A real concern is that there is a headlong rush to enter the full service menu business. The cost of implementing a full kitchen is close to $300,000 with at least $40,000 being dedicated to a hood and a fire suppression system. There is also the fact that almost 60% of hospitality facilities close within three years of opening. In any restaurant facility operating costs such as salaries, marketing, inventory and maintenance are often underestimated, especially with new restaurants. These costs typically make up around 80% to 90% of total revenue at profitable establishments. My concern is that very soon having a meal with your movie will cease of be a novelty, then we will see theaters facing pressures they did not expect. They will discover that running a restaurant comes with a huge amount of risk and as well slim margins.
While evolution is completely natural and the movie going experience has always been in flux, it is an industry that is under intense pressures from competing mediums. This week Netflix crowed that since its premiere on Dec. 21, the original drama/thriller Bird Box starring Sandra Bullock has been viewed by over 45 million accounts. Again Netflix is laying claim to nomenclature defined by motion picture exhibition, in a thinly veiled attempt to become the primary platform for the release of the art form known as motion pictures. These machinations by Netflix, I feel, for the most part are ego fueled because as a rule Netflix is evolving into a platform for short form binge watchable donuts of entertainment. Basically Netflix is throwing down the gauntlet and letting people know that their movie has had the same amount of views that would equate to a $400 million box office.

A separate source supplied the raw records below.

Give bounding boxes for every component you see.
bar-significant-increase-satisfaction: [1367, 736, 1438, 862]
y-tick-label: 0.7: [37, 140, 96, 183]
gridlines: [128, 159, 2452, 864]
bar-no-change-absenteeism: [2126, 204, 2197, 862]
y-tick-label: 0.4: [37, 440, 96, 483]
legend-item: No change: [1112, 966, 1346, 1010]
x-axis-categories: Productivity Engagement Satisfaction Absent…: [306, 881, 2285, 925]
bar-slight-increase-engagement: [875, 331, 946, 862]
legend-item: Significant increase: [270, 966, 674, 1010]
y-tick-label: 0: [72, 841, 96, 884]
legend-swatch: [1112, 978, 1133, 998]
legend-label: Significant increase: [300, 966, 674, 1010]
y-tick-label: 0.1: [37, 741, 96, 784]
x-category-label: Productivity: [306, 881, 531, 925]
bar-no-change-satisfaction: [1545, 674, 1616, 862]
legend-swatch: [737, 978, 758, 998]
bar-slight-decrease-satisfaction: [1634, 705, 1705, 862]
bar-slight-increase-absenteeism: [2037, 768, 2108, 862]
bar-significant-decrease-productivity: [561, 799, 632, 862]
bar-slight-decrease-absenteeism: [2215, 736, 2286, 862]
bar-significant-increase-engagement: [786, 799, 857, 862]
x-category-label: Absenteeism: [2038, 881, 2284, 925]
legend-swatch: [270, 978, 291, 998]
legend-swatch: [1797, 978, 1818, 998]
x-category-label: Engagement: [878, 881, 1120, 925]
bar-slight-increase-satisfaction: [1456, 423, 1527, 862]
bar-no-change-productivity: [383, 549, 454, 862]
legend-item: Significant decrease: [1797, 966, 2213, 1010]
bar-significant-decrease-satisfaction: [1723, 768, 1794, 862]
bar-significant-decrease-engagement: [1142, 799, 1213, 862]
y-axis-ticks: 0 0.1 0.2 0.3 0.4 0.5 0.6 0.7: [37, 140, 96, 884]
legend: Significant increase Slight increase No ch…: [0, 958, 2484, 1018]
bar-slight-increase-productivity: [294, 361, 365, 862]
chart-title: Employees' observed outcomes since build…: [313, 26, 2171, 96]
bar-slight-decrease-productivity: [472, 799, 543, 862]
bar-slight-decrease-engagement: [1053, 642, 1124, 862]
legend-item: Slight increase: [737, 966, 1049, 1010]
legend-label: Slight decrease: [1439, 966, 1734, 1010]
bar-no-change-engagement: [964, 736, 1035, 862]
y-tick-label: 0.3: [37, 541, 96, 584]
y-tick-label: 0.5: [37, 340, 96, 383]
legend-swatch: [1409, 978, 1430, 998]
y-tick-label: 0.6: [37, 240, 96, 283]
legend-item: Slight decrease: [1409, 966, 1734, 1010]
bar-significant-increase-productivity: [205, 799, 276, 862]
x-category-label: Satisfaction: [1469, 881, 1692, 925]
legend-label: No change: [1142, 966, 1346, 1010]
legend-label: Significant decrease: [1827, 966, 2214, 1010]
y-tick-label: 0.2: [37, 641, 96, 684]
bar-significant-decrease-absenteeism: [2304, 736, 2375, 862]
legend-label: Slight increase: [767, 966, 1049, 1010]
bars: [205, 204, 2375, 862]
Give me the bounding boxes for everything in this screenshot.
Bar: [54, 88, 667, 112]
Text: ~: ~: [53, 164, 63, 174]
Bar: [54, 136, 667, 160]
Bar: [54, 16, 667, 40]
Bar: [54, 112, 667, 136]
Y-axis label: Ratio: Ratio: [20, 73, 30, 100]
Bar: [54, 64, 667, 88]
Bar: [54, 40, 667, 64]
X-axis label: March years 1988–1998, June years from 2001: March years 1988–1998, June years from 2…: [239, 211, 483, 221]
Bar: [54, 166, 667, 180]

I go back to the beginning of this essay, where I was witness to six hundred people watching “White Christmas”. Here you have a cruise ship, offering 24 hour access to an avalanche of food and drink. The cruise line served small bags of popcorn, but at the end of the day with a thousand distractions these people chose to watch a movie made in 1954. There is a truth there and there certainly is an audience there. And I would also make the firm statement that there was a movie theater there….in many ways truer than most multiplex experiences. It is simple and that as an industry should be our simple should be our collective goal.